I can 'fix' this by manually adding the missing [import] section to the created file.

Comment 1 David Shea 2013-08-01 21:57:08 UTC
David, why are you calling an anaconda function from firstboot? createLuserConf is more there for rescue mode than anything; anaconda's regular user creation happens in a chroot, where it uses the libuser.conf from the installed system.

Comment 2 David Woodhouse 2013-08-01 23:24:47 UTC
I have a firstboot module which takes a user's Active Directory credentials (domain, user, password) and joins the system to the Windows domain with Samba. It adds a local user, who is authenticated with pam_winbind.
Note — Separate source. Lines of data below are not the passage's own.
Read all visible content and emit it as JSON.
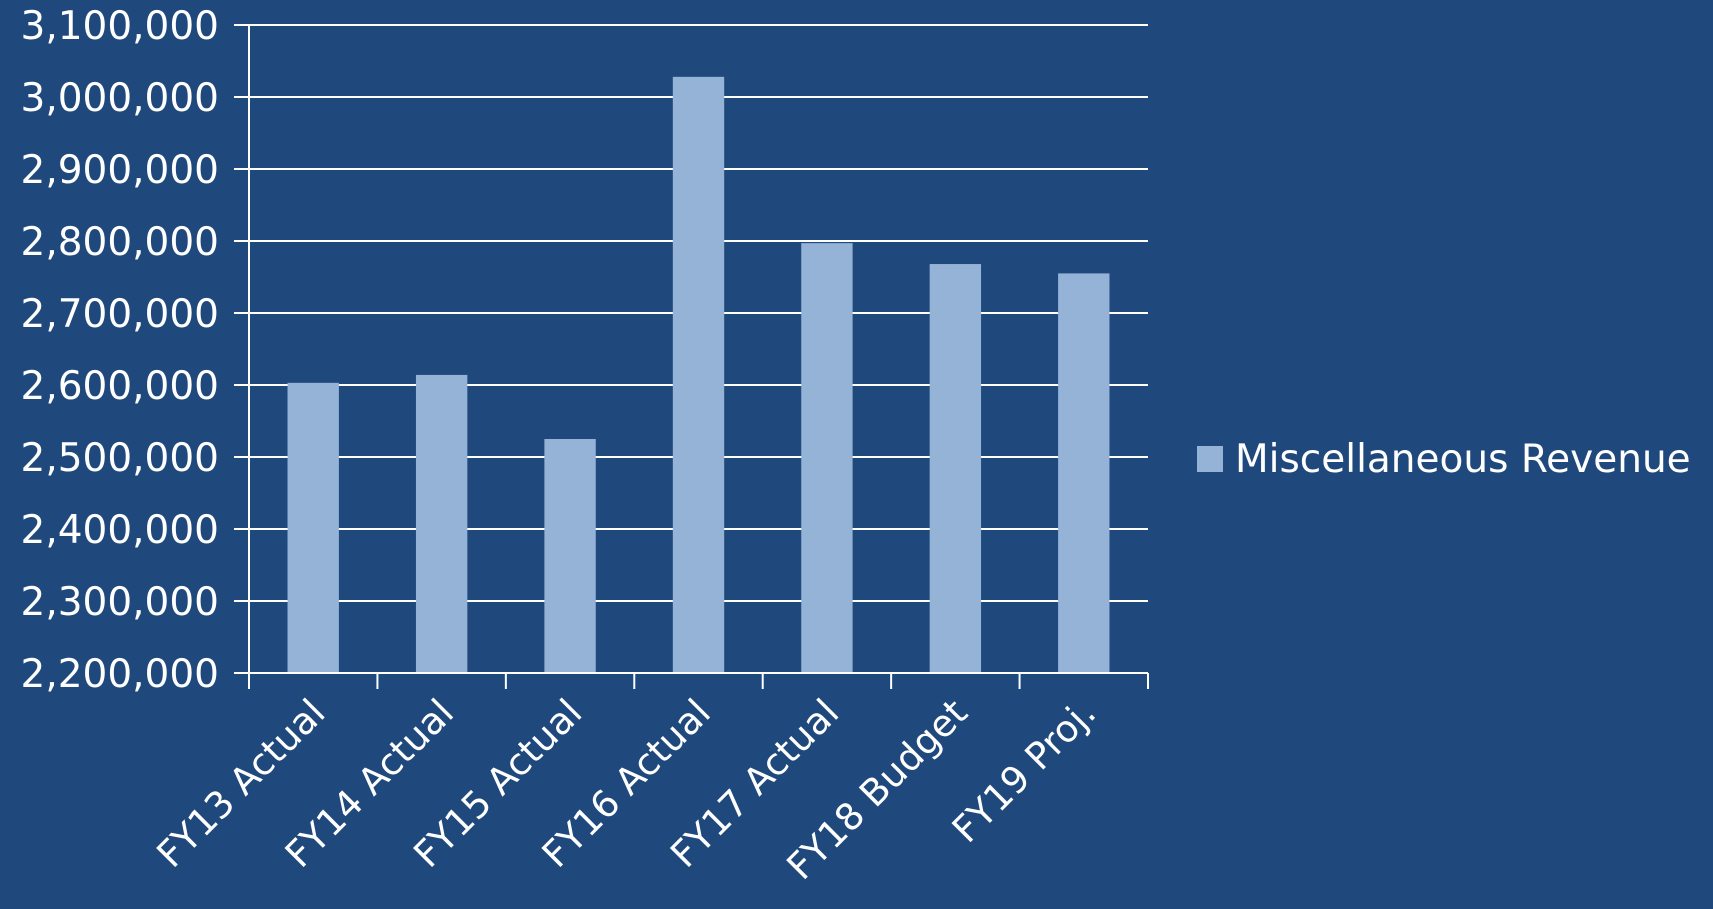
{
  "colors": {
    "background": "#1f497d",
    "bar": "#95b3d7",
    "gridline": "#ffffff",
    "text": "#ffffff"
  },
  "chart_data": {
    "type": "bar",
    "title": "",
    "xlabel": "",
    "ylabel": "",
    "categories": [
      "FY13 Actual",
      "FY14 Actual",
      "FY15 Actual",
      "FY16 Actual",
      "FY17 Actual",
      "FY18 Budget",
      "FY19 Proj."
    ],
    "series": [
      {
        "name": "Miscellaneous Revenue",
        "values": [
          2603000,
          2614000,
          2525000,
          3028000,
          2797000,
          2768000,
          2755000
        ]
      }
    ],
    "ylim": [
      2200000,
      3100000
    ],
    "yticks": [
      2200000,
      2300000,
      2400000,
      2500000,
      2600000,
      2700000,
      2800000,
      2900000,
      3000000,
      3100000
    ],
    "ytick_labels": [
      "2,200,000",
      "2,300,000",
      "2,400,000",
      "2,500,000",
      "2,600,000",
      "2,700,000",
      "2,800,000",
      "2,900,000",
      "3,000,000",
      "3,100,000"
    ],
    "grid": true,
    "legend": {
      "position": "right",
      "entries": [
        "Miscellaneous Revenue"
      ]
    }
  }
}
In fact I have stopped using pyanaconda.users now, and I'm just doing it directly with libuser. Using pyanaconda.users *also* ended up pulling in the new gobject stuff, which means it can't be used from firstboot as that uses the old pygtk.

I had already converted my UI code to pygobject, but ended up porting it *back* again when I gave up on the idea of porting to become an inital-setup module (since the promised documentation for that doesn't yet exist).
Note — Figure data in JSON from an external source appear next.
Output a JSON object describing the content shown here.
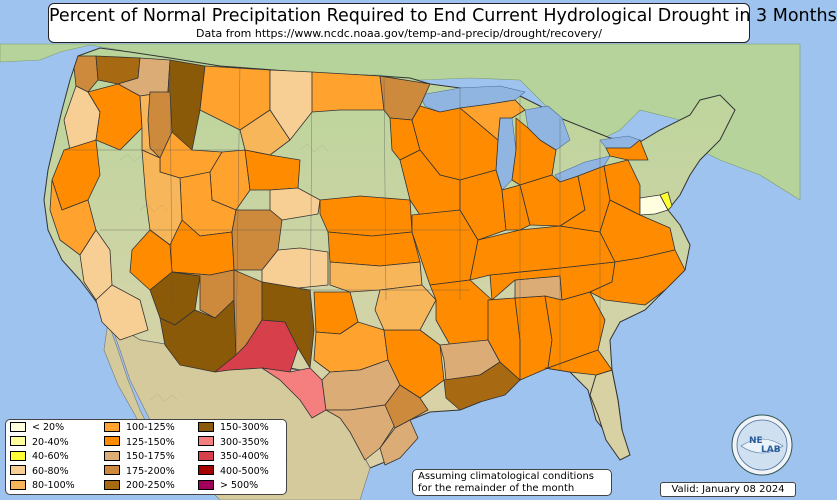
{
  "title": "Percent of Normal Precipitation Required to End Current Hydrological Drought in 3 Months",
  "subtitle": "Data from https://www.ncdc.noaa.gov/temp-and-precip/drought/recovery/",
  "note": [
    "Assuming climatological conditions",
    "for the remainder of the month"
  ],
  "valid": "Valid: January 08 2024",
  "logo_text": [
    "NE",
    "LAB"
  ],
  "colors": {
    "ocean": "#9ec3ee",
    "land_north": "#bcd49a",
    "land_south": "#d9d0a8",
    "mexico": "#d3c89a",
    "lakes": "#8fb5e0"
  },
  "legend": [
    {
      "label": "< 20%",
      "color": "#ffffe0"
    },
    {
      "label": "20-40%",
      "color": "#ffffa0"
    },
    {
      "label": "40-60%",
      "color": "#ffff33"
    },
    {
      "label": "60-80%",
      "color": "#f7cf94"
    },
    {
      "label": "80-100%",
      "color": "#f7b65a"
    },
    {
      "label": "100-125%",
      "color": "#ffa22e"
    },
    {
      "label": "125-150%",
      "color": "#ff8c00"
    },
    {
      "label": "150-175%",
      "color": "#dcac76"
    },
    {
      "label": "175-200%",
      "color": "#cd8a3c"
    },
    {
      "label": "200-250%",
      "color": "#a86913"
    },
    {
      "label": "150-300%",
      "color": "#8b5a08"
    },
    {
      "label": "300-350%",
      "color": "#f57f7f"
    },
    {
      "label": "350-400%",
      "color": "#d7404a"
    },
    {
      "label": "400-500%",
      "color": "#a50000"
    },
    {
      "label": "> 500%",
      "color": "#a0005a"
    }
  ],
  "regions": [
    {
      "name": "washington-olympic",
      "cat": 8
    },
    {
      "name": "washington-puget",
      "cat": 9
    },
    {
      "name": "washington-east",
      "cat": 7
    },
    {
      "name": "oregon-west",
      "cat": 3
    },
    {
      "name": "oregon-central",
      "cat": 6
    },
    {
      "name": "oregon-east",
      "cat": 4
    },
    {
      "name": "california-north-coast",
      "cat": 6
    },
    {
      "name": "california-sacramento",
      "cat": 5
    },
    {
      "name": "california-san-joaquin",
      "cat": 3
    },
    {
      "name": "california-south",
      "cat": 3
    },
    {
      "name": "idaho-north",
      "cat": 10
    },
    {
      "name": "idaho-central",
      "cat": 8
    },
    {
      "name": "idaho-south",
      "cat": 5
    },
    {
      "name": "montana-west",
      "cat": 5
    },
    {
      "name": "montana-central",
      "cat": 3
    },
    {
      "name": "montana-east",
      "cat": 4
    },
    {
      "name": "north-dakota-east",
      "cat": 5
    },
    {
      "name": "minnesota-north",
      "cat": 8
    },
    {
      "name": "minnesota-south",
      "cat": 6
    },
    {
      "name": "wisconsin",
      "cat": 6
    },
    {
      "name": "michigan-upper",
      "cat": 5
    },
    {
      "name": "michigan-lower",
      "cat": 6
    },
    {
      "name": "wyoming-west",
      "cat": 5
    },
    {
      "name": "wyoming-central",
      "cat": 6
    },
    {
      "name": "wyoming-south",
      "cat": 3
    },
    {
      "name": "utah-north",
      "cat": 5
    },
    {
      "name": "utah-south",
      "cat": 6
    },
    {
      "name": "colorado-west",
      "cat": 8
    },
    {
      "name": "colorado-south",
      "cat": 3
    },
    {
      "name": "nevada-east",
      "cat": 4
    },
    {
      "name": "nevada-south",
      "cat": 6
    },
    {
      "name": "arizona-northwest",
      "cat": 10
    },
    {
      "name": "arizona-north",
      "cat": 8
    },
    {
      "name": "arizona-south",
      "cat": 10
    },
    {
      "name": "new-mexico-west",
      "cat": 8
    },
    {
      "name": "new-mexico-central",
      "cat": 12
    },
    {
      "name": "new-mexico-east",
      "cat": 10
    },
    {
      "name": "texas-trans-pecos",
      "cat": 11
    },
    {
      "name": "texas-panhandle",
      "cat": 6
    },
    {
      "name": "texas-west",
      "cat": 5
    },
    {
      "name": "texas-central",
      "cat": 7
    },
    {
      "name": "texas-east",
      "cat": 6
    },
    {
      "name": "texas-south",
      "cat": 7
    },
    {
      "name": "texas-southeast",
      "cat": 8
    },
    {
      "name": "texas-coastal",
      "cat": 7
    },
    {
      "name": "nebraska-east",
      "cat": 6
    },
    {
      "name": "kansas-east",
      "cat": 6
    },
    {
      "name": "kansas-south",
      "cat": 4
    },
    {
      "name": "oklahoma-northeast",
      "cat": 4
    },
    {
      "name": "iowa",
      "cat": 6
    },
    {
      "name": "missouri",
      "cat": 6
    },
    {
      "name": "arkansas",
      "cat": 6
    },
    {
      "name": "louisiana-north",
      "cat": 7
    },
    {
      "name": "louisiana-south",
      "cat": 9
    },
    {
      "name": "mississippi",
      "cat": 6
    },
    {
      "name": "alabama",
      "cat": 6
    },
    {
      "name": "alabama-north",
      "cat": 7
    },
    {
      "name": "georgia",
      "cat": 6
    },
    {
      "name": "florida-panhandle",
      "cat": 6
    },
    {
      "name": "tennessee",
      "cat": 6
    },
    {
      "name": "kentucky",
      "cat": 6
    },
    {
      "name": "illinois",
      "cat": 6
    },
    {
      "name": "indiana",
      "cat": 6
    },
    {
      "name": "ohio",
      "cat": 6
    },
    {
      "name": "west-virginia",
      "cat": 6
    },
    {
      "name": "virginia",
      "cat": 6
    },
    {
      "name": "north-carolina-east",
      "cat": 6
    },
    {
      "name": "pennsylvania-west",
      "cat": 6
    },
    {
      "name": "new-york-west",
      "cat": 6
    },
    {
      "name": "maryland",
      "cat": 0
    },
    {
      "name": "delaware",
      "cat": 2
    }
  ]
}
I don't know why it was calling createLuserConf() — that was probably just cargo-culted in from old anaconda or firstboot code. It probably should have been able to use the existing system libuser.conf. That's what my code does now, certainly.

If this *is* actually used from rescue mode, it'll still have the same issue though, surely? Although I suppose it only matters if you *create* a user, and we don't do that from rescue mode?

Comment 3 David Shea 2013-08-02 13:47:44 UTC
Fair enough. It turns out I was wrong about it being used in rescue mode, anyway: there's a static libuser.conf included in the install media, and the prompt before the rescue shell tells you to chroot into /mnt/sysimage before doing anything anyway. That libuser.conf should reference /mnt/sysimage/etc/logins.def, but I'm not sure that anything is actually able to use that libuser.conf for anything useful. I'll leave the bug open, since createLuserConf is used by the user and sshpw kickstart commands, but this doesn't appear to have a big impact and might end up just being a cleanup of some unnecessary code.